Published Web Location

https://doi.org/10.1111/cts.12305
Abstract

© 2015 Wiley Periodicals, Inc. Inhaled corticosteroids (ICS) and β2-agonists are the primary pharmacotherapies of asthma management. However, suboptimal medication compliance is common in asthmatics and is associated with increased morbidity. We hypothesized that exhaled breath measurements of the aerosol used in the inhaled medications might prove useful as surrogate marker for asthma medication compliance.
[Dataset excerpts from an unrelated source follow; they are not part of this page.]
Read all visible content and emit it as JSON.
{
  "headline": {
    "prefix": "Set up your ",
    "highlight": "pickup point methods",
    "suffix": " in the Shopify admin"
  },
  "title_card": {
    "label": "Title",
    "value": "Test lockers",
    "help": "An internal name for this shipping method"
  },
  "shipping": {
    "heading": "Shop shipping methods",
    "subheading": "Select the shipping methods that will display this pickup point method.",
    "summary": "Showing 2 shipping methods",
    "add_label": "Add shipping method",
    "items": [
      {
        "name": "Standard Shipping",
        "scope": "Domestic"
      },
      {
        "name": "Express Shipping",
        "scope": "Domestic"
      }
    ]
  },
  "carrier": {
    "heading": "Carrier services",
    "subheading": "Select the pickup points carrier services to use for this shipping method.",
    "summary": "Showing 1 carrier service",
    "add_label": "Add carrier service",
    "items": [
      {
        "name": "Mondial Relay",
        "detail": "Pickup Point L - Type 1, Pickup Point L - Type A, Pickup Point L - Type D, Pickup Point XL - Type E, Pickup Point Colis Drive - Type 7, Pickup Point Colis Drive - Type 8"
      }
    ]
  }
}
To explore this, 10 healthy controls were recruited and randomly assigned to ICS (Flovent HFA) or short acting bronchodilators (Proventil HFA). Both inhalers contain HFA-134a as aerosol propellant. Exhaled breath sampling and pulmonary function tests were performed prior to the inhaler medication dispersion, immediately after inhalation, then at 2, 4, 6, 8, 24, and 48 hours postadministration. At baseline, mean (SD) levels of HFA-134a in the breath were 252 (156) pptv. Immediately after inhalation, HFA-134a breath levels increased to 300 × 106 pptv and were still well above ambient levels 24 hours postadministration. The calculated ratio of forced expiratory volume in 1 second over forced vital capacity did not change over time following inhaler administration. This study demonstrates, for the first time, that breath HFA-134a levels can be used to assess inhaler medication compliance. It may also be used to evaluate how effectively the medicine is delivered.